Registration closes at midday on Wednesday 24th May. The Teams link will be sent to you that afternoon.
This talk aims to bring together two streams of research on violence and democracy—from the dirty work of the state itself to the rise of the far right. Both developments pose significant challenges to the people and principles of democratic societies as states come to rely increasingly on repression—hard borders and harsh punishments-- to respond to crime, migration, and problems of order. Many scholars have argued that it is the emergence of right wing populism that has transformed what are otherwise good societies into meaner, leaner, and even more authoritarian like regimes.
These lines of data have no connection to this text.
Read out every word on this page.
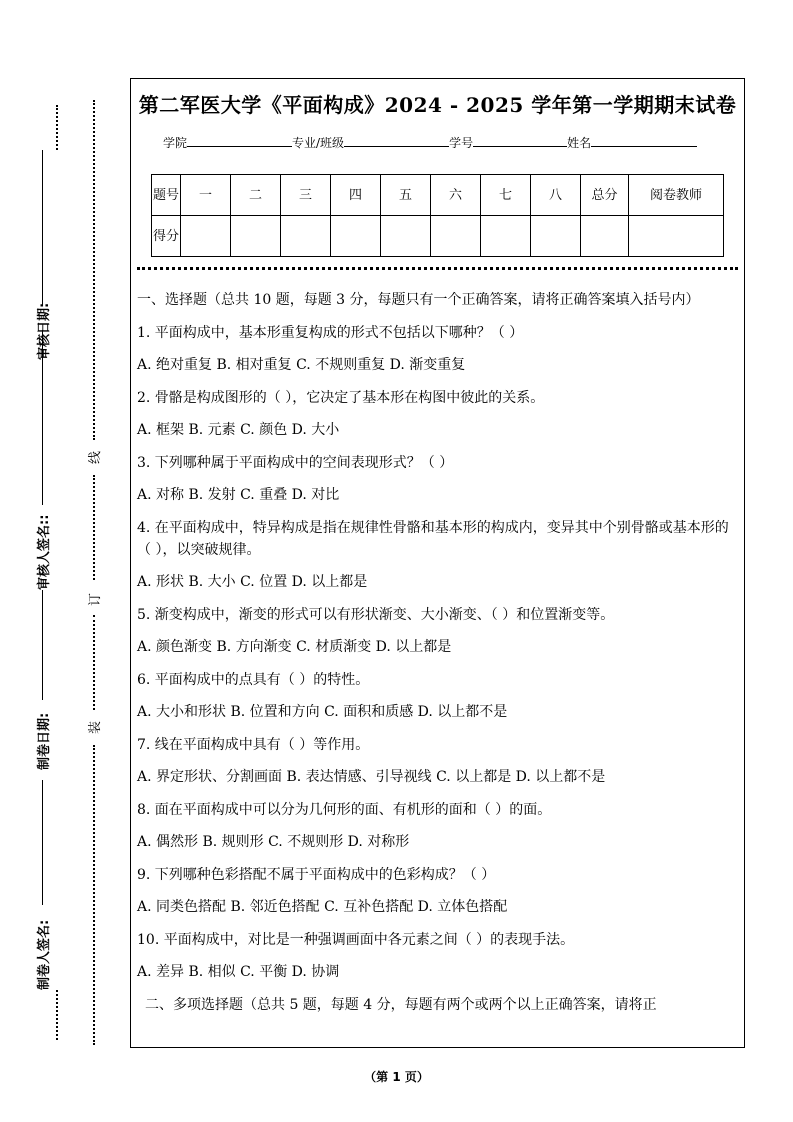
审核日期:
审核人签名::
制卷日期:
制卷人签名:
线
订
装
第二军医大学《平面构成》2024 - 2025 学年第一学期期末试卷
学院	专业/班级	学号	姓名
题号	一	二	三	四	五	六	七	八	总分	阅卷教师
得分										
一、选择题（总共 10 题，每题 3 分，每题只有一个正确答案，请将正确答案填入括号内）
1. 平面构成中，基本形重复构成的形式不包括以下哪种？（ ）
A. 绝对重复 B. 相对重复 C. 不规则重复 D. 渐变重复
2. 骨骼是构成图形的（ ），它决定了基本形在构图中彼此的关系。
A. 框架 B. 元素 C. 颜色 D. 大小
3. 下列哪种属于平面构成中的空间表现形式？（ ）
A. 对称 B. 发射 C. 重叠 D. 对比
4. 在平面构成中，特异构成是指在规律性骨骼和基本形的构成内，变异其中个别骨骼或基本形的（ ），以突破规律。
A. 形状 B. 大小 C. 位置 D. 以上都是
5. 渐变构成中，渐变的形式可以有形状渐变、大小渐变、（ ）和位置渐变等。
A. 颜色渐变 B. 方向渐变 C. 材质渐变 D. 以上都是
6. 平面构成中的点具有（ ）的特性。
A. 大小和形状 B. 位置和方向 C. 面积和质感 D. 以上都不是
7. 线在平面构成中具有（ ）等作用。
A. 界定形状、分割画面 B. 表达情感、引导视线 C. 以上都是 D. 以上都不是
8. 面在平面构成中可以分为几何形的面、有机形的面和（ ）的面。
A. 偶然形 B. 规则形 C. 不规则形 D. 对称形
9. 下列哪种色彩搭配不属于平面构成中的色彩构成？（ ）
A. 同类色搭配 B. 邻近色搭配 C. 互补色搭配 D. 立体色搭配
10. 平面构成中，对比是一种强调画面中各元素之间（ ）的表现手法。
A. 差异 B. 相似 C. 平衡 D. 协调
二、多项选择题（总共 5 题，每题 4 分，每题有两个或两个以上正确答案，请将正
（第 1 页）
These factors are certainly at play. Yet, when we shift our focus from the internal dynamics of domestic politics and examine transnational social processes more closely, we may come to a different understanding of these anti-democratic threats. Inspired by W.E.B. Du Bois, when we take a more global perspective, we can see more clearly the imperial character of democracy as it exports violence to regulate, control, and block unwanted mobility. This violence, normalized through border control, is racially structured, multi-scalar, and brings together what seem like countervailing forces--good societies and bad actors—to enforce a global color line.
Empirically, this talk will focus on Sweden, one of the least likely cases to embrace the far right, more prisons, and closed borders. It is nevertheless engages in enforcing its own color line at home and abroad through a process I call Stockholmsvit, the white washing of its history and reproduction of racialized violence
Biography

Vanessa Barker is Professor of Sociology at Stockholm University and current editor in chief of Punishment & Society. She is the author of Nordic Nationalism and Penal Order and The Politics of Imprisonment; she writes on questions of democracy and punishment and borders and global mobility. She received her PhD at New York University, has been a visiting scholar at University of Oslo, University of Oxford, a LAPA fellow at Princeton University, and taught at Florida State before moving to Sweden.